Using your rivets analogy, rivets a half meter across at a distance to make them appear to be the smae size as normal rivets would reduce their apparent clarity compared to normal sized rivets seen close up. This is a well documented facet of visual observation in the atmosphere.


What size of rivets, with how much atmospheric haze, at what time of day, at what altitude, at what speed, through what thickness and what material of windscreen, with how much dirt on it? Are the rivets concave, convex, tapered, painted darker around the edges, lighter, striped at angles, plaid? Exact numbers and details please. You clearly don't have enough information to make an objective assessment. Period. You can pull wild*** guesses out of thin air all day long. It won't help. Your argument is nonsense.

Your objections seem logical but don't apply in a real practical way.

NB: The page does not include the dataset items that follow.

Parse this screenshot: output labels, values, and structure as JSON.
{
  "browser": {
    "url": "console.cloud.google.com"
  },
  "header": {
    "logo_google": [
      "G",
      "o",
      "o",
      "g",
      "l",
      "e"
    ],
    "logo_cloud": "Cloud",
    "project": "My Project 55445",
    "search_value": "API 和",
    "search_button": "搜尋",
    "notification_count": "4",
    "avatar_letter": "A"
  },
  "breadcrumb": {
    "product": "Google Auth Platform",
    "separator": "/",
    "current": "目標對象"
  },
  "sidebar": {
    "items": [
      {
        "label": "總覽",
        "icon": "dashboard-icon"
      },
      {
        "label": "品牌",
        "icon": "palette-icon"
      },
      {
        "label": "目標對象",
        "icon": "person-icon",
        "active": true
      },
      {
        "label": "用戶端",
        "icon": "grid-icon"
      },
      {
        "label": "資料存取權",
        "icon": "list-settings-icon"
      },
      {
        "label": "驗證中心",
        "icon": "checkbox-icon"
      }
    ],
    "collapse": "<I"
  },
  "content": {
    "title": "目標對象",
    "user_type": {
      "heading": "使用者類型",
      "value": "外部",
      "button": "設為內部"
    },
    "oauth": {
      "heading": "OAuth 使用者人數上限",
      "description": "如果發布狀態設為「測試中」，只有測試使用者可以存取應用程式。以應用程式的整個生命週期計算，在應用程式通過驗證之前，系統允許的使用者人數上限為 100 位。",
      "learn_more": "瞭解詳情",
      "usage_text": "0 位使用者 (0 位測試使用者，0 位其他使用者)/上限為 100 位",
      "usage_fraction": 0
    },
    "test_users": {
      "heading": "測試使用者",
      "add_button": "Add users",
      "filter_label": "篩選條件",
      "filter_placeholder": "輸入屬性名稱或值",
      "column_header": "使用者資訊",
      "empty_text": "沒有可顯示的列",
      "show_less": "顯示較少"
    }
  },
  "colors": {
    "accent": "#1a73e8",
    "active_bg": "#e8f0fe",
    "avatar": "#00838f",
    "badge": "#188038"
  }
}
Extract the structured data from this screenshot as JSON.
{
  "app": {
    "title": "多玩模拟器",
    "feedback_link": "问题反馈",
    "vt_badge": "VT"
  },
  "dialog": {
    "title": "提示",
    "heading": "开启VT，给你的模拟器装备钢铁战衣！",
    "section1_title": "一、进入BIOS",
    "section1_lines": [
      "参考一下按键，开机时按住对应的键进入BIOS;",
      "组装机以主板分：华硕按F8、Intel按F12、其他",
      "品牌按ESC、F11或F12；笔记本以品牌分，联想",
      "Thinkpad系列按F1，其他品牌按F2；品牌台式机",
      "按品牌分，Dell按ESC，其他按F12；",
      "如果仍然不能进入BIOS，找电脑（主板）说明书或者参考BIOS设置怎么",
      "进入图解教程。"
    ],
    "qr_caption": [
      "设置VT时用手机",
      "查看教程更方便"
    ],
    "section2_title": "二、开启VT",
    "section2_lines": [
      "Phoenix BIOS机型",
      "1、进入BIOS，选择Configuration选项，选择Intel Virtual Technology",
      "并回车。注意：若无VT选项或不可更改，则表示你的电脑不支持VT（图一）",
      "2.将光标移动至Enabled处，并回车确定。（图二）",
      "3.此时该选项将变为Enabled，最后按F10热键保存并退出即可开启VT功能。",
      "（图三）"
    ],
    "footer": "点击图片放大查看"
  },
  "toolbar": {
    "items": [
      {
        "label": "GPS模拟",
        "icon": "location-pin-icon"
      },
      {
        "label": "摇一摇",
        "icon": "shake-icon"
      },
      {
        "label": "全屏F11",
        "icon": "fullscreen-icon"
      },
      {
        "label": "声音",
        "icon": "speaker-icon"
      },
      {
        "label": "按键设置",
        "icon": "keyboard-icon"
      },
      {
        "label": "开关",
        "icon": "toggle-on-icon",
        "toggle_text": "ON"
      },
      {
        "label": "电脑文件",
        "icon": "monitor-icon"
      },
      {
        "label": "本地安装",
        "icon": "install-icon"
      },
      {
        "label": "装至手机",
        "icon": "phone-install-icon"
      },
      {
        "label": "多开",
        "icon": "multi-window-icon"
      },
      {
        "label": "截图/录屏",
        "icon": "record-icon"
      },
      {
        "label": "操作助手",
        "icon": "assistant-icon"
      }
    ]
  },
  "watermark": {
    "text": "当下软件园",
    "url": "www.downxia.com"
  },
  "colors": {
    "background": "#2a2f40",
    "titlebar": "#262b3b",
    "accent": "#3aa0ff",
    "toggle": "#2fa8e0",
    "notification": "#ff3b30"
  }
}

My objections and your inability to answer to them with every single relevant and necessary detail, quantitatively and objectively, demonstrate beyond any rational reasonable doubt that your argument is uninformed, unqualified, unsupportable nonsense.
 
Distance can also be estimated visually compared to known markers. For example if the pilot is above the object and the ground is visible, or the object flies between the aircraft and a cloud bank or mountain or tall building or another aircraft. Or the pilot is able to fly some distance around the object while keeping it in view. There is also atmospheric haze, the perception of surface detail, and the speed at which the apparent size of the object changes as it gets closer or farther away. When all these things are combined, distance can be estimated fairly well.


Have you ever actually traveled by air, with the opportunity to look out of a window?